UA-5095748-1

## Wednesday, December 12, 2012

### a fun math card game and a computer program to solve it.

My wife has been playing this fun card game ever since she was a kid, and I just learn about it recently. The game can be played with 2 or more people.

1) Start with a normal deck of card and remove all the face cards, so only cards 1 to 10 remains
2) Shuffle the cards
3) Set 4 cards face-down and apart in a square fashion so all 4 cards can be see at once
4) Everyone turn over the cards at the same time
5) Use all 4 cards, and any combination of +, -, *, and /,
6) When a player to find a solution that results as 24, the player must slaps the table and calls out the solution.
7) First person slaps and provides the correct answer wins the round and keeps the 4 cards.
6) Play until all the cards gone and the winner is the person with the most number of cards

Here is another variation for younger kids.
5) Allow only +, and - for math operations and you don't have to use all 4 cards
6) find a solution that results as 5
7) the 1st person that slaps, provides the correct answer, and uses the most cards, wins the round and keeps number of cards used in the solutions. The unused cards goes into a junk pile.

Needless to say, I didn't win any games. So I decided to write this little C# program to find all possible solutions to sooth my ego a bit. :)

This recursive program can handle any number of cards (not just 4) and solve for any value (not just 24).
It can find all possible solutions or just the 1st one. This is brute force algorithm to checks for all combination, I imagine there must be a more elegant solution.

If you need a refresher on recursion, here is a link with good description.
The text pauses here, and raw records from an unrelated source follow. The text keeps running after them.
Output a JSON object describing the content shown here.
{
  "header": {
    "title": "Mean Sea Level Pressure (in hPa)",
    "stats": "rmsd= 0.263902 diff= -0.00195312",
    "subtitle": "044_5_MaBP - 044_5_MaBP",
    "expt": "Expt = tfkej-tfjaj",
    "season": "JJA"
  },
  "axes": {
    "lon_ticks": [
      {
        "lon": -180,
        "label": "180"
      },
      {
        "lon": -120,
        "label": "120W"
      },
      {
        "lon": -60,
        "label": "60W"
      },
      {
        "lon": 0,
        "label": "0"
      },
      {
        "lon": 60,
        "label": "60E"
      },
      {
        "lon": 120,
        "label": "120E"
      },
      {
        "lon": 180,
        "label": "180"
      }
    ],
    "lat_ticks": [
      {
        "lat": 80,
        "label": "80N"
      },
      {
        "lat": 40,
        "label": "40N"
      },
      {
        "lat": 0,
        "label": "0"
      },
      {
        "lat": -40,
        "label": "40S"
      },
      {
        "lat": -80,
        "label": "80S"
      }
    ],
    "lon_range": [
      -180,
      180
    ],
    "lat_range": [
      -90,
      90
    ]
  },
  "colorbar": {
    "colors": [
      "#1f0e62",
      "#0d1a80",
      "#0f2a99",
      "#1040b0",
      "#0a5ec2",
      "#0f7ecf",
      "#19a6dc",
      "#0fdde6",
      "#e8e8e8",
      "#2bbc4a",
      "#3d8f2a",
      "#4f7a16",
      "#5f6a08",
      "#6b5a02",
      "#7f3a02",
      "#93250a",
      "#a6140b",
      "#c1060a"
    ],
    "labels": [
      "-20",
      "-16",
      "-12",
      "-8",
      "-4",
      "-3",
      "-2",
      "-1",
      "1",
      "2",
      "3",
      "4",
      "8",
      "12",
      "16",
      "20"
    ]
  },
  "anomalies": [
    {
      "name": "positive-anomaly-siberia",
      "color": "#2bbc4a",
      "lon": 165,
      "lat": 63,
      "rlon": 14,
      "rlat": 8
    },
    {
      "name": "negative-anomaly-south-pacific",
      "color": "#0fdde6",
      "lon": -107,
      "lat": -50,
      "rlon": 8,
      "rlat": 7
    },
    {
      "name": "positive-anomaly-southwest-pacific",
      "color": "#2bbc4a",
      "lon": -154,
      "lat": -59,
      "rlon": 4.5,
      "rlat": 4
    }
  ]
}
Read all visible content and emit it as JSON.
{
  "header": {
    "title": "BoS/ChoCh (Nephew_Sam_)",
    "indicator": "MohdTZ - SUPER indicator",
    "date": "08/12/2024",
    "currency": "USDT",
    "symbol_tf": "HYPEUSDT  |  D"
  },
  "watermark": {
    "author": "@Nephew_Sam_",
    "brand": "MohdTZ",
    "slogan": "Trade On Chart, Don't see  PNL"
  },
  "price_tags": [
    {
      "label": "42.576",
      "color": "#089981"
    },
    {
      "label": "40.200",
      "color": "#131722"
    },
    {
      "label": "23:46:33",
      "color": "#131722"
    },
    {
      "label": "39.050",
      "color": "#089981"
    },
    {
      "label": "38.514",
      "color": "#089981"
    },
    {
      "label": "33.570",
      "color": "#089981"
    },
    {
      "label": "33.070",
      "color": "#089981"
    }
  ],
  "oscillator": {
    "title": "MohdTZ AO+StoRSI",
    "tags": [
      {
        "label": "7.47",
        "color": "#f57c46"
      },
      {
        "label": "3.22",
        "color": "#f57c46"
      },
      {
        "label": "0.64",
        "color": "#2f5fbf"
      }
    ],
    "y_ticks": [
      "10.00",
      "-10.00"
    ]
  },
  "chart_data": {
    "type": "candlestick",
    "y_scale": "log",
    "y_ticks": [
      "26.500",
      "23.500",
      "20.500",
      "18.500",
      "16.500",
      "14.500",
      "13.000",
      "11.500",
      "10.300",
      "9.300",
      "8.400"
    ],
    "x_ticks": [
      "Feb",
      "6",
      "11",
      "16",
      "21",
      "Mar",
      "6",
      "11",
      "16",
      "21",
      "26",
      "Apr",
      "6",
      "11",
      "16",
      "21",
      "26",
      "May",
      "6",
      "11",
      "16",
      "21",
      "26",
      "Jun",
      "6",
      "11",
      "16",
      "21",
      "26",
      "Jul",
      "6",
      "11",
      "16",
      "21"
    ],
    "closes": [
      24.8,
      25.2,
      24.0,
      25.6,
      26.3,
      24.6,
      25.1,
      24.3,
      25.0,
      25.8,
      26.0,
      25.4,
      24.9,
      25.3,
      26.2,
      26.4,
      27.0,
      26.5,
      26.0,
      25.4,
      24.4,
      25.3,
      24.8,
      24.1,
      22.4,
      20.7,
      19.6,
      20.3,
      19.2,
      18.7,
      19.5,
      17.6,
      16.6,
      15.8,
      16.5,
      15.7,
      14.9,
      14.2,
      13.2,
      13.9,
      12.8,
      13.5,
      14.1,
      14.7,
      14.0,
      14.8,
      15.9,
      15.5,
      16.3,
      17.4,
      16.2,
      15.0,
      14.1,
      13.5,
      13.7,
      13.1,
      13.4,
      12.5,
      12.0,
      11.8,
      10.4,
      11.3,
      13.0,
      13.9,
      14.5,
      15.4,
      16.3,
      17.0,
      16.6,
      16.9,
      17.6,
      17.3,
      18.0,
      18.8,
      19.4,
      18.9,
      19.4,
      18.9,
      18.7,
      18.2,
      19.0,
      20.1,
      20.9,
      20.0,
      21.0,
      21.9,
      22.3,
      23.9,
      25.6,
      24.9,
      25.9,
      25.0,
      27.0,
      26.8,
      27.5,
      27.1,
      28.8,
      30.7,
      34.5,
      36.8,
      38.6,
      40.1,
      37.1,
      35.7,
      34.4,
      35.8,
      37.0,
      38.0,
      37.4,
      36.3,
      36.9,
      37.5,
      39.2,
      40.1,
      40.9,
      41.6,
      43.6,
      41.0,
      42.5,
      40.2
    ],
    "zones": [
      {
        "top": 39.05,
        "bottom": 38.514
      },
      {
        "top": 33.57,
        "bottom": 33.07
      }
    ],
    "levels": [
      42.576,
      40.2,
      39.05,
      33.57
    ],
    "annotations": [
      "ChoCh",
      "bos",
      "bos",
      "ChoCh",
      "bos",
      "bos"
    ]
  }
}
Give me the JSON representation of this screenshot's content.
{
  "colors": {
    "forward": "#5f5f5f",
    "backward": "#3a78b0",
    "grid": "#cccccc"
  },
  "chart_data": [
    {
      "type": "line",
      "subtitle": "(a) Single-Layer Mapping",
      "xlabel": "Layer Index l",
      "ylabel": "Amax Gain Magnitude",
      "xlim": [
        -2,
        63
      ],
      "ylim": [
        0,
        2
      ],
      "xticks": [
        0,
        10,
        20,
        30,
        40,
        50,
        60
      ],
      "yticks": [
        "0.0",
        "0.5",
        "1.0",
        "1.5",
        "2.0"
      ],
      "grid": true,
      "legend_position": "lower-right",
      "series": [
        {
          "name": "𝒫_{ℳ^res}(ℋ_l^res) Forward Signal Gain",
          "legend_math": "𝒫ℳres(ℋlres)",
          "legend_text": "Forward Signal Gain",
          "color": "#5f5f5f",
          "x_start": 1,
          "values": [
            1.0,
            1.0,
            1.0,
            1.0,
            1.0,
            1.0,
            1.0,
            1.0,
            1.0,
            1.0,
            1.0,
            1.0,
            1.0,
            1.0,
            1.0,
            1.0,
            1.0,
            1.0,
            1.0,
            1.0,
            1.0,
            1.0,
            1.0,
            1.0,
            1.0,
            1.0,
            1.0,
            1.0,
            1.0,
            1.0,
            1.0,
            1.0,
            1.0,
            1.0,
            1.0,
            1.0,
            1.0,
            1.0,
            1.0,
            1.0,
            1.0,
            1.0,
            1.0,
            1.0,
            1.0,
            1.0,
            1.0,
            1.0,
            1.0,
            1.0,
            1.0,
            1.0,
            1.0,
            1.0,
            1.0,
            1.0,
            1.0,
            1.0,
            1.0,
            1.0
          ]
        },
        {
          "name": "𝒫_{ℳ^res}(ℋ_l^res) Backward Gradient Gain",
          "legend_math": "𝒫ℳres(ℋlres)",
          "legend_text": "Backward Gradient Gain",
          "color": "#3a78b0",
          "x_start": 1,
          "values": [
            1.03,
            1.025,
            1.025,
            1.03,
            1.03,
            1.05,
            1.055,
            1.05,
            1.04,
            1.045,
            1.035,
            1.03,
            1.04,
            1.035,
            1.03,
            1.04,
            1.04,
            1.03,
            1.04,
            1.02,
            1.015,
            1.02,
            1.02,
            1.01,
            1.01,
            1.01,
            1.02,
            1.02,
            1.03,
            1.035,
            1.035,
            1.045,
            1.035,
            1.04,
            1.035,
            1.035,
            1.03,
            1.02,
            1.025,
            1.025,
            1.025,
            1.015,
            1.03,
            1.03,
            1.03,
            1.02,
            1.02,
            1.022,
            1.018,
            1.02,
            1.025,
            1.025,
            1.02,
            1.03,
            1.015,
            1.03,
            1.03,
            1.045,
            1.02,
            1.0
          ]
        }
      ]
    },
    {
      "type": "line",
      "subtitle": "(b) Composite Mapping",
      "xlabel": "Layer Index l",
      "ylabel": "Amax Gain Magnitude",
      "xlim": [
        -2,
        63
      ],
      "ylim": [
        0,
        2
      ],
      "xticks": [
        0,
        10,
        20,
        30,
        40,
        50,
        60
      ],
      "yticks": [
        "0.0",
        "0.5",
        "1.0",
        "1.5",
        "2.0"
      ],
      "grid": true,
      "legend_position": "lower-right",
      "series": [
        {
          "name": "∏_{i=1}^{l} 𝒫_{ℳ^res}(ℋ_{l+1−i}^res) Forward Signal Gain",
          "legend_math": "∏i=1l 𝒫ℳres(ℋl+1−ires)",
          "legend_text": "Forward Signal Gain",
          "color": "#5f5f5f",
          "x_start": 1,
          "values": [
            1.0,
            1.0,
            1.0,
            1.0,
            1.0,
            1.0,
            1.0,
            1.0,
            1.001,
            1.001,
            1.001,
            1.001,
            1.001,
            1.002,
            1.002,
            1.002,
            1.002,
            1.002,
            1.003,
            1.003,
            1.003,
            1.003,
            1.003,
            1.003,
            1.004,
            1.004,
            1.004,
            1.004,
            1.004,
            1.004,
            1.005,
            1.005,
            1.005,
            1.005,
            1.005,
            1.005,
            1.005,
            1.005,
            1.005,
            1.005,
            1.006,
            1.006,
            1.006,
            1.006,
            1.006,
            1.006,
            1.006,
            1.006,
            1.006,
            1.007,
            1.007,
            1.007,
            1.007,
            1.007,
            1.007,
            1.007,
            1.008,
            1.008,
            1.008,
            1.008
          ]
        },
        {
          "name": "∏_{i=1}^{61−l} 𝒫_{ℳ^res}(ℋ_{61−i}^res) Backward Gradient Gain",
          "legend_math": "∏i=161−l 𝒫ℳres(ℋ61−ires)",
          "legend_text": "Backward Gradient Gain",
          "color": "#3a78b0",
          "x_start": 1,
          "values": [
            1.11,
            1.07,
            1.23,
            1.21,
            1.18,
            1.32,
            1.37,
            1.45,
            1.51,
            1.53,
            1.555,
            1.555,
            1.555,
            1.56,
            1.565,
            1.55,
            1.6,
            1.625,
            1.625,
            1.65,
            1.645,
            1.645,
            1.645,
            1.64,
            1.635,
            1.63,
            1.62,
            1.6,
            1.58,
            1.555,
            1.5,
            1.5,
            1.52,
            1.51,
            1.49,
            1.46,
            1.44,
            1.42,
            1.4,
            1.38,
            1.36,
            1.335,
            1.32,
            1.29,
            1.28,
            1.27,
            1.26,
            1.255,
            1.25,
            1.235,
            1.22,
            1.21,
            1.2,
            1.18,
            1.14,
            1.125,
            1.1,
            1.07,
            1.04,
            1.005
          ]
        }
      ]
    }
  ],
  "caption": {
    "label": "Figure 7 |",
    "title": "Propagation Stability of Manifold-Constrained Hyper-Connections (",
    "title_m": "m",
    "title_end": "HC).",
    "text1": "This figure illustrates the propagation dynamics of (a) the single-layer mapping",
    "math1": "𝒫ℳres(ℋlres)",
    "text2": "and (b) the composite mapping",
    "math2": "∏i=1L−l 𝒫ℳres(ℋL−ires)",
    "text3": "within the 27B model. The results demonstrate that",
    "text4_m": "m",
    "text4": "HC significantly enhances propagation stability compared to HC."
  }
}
I referenced this model when I wrote this code.

Here is the code.
----------------------------

using System;
using System.Collections.Generic;
using System.Linq;
using System.Text;

namespace ConsoleApplication1
{
class PlayCards
{
enum Operator
{
Plus,
Minus,
Multiple,
Divide
};

static void Main(string[] args)
{
int[] cards = new int[] {1, 2, 3, 4};
//Operator[] permOperators = new Operator[] { Operator.Plus, Operator.Minus, Operator.Multiple};
PlayCards game = new PlayCards();

string line;
System.Console.WriteLine("Enter a cards shown separated by space. Example: 1 2 3 4");
string[] words = line.Split(' ');

cards = new int[words.Count()];
int i = 0;
foreach (string word in words)
{
int card = 0;
if (word.Length > 0 && int.TryParse(word, out card) == true)
{
cards[i] = card;
i++;
}
}
int[] newCards = new int[i];
Array.Copy(cards, newCards, i);

game.recursiveCards(new int[0], newCards, new Operator[0], 24, true);
System.Console.WriteLine("1st solutions");

int found = game.recursiveCards(new int[0], newCards, new Operator[0], 24, false);
System.Console.WriteLine("found " + found + " solutions");
}

private int recursiveCards(int[] permCards, int[] remainCards, Operator[] permOperators, int target, bool firstOnly)
{
int result = 0;

if (remainCards.Count() == 0)
{
// evaluate result
int evaluateRes = 0;
evaluateRes = permCards[0];

for (int i = 1; i < permCards.Count(); i++)
{
if (i <= permCards.Count() - 1)
{
switch(permOperators[i - 1])
{
case Operator.Plus:
evaluateRes = evaluateRes + permCards[i];
break;
case Operator.Minus:
evaluateRes = evaluateRes - permCards[i];
break;
case Operator.Multiple:
evaluateRes = evaluateRes * permCards[i];
break;
case Operator.Divide:
evaluateRes = evaluateRes % permCards[i];
break;
}
}
}

if (evaluateRes == target)
{
// print result
for (int i = 0; i < permCards.Count() - 1; i++)
{
System.Console.Write(permCards[i] + " ");
System.Console.Write(permOperators[i].ToString() + " " );
}
System.Console.WriteLine(permCards[permCards.Count() - 1] + " = " + evaluateRes);
result = 1;
}
}
else
{
// set the newPermCards
int[] newPermCards = new int[permCards.Count() + 1];
int[] newRemainCards = new int[remainCards.Count() - 1];
permCards.CopyTo(newPermCards, 0);

for (int i = 0; i < remainCards.Count(); i++)
{
// generate the remaining cards permutations
newPermCards[permCards.Count()] = remainCards[i];
int r = 0;
for (int j = 0; j < remainCards.Count(); j++)
{
if (j != i)
{
newRemainCards[r] = remainCards[j];
r++;
}
}

// generate the new operators permutations
Operator[] newPermOperators = new Operator[permOperators.Count() + 1];
permOperators.CopyTo(newPermOperators, 0);
foreach (Operator newOp in Enum.GetValues(typeof(Operator)))
{
newPermOperators[permOperators.Count()] = newOp;

// recusively compute results
result += recursiveCards(newPermCards, newRemainCards, newPermOperators, target, firstOnly);

// check if we need to terminate on 1st or keep on looking
if (firstOnly && result > 0)
{
return result;
}
}
}
}

return result;
}
}
}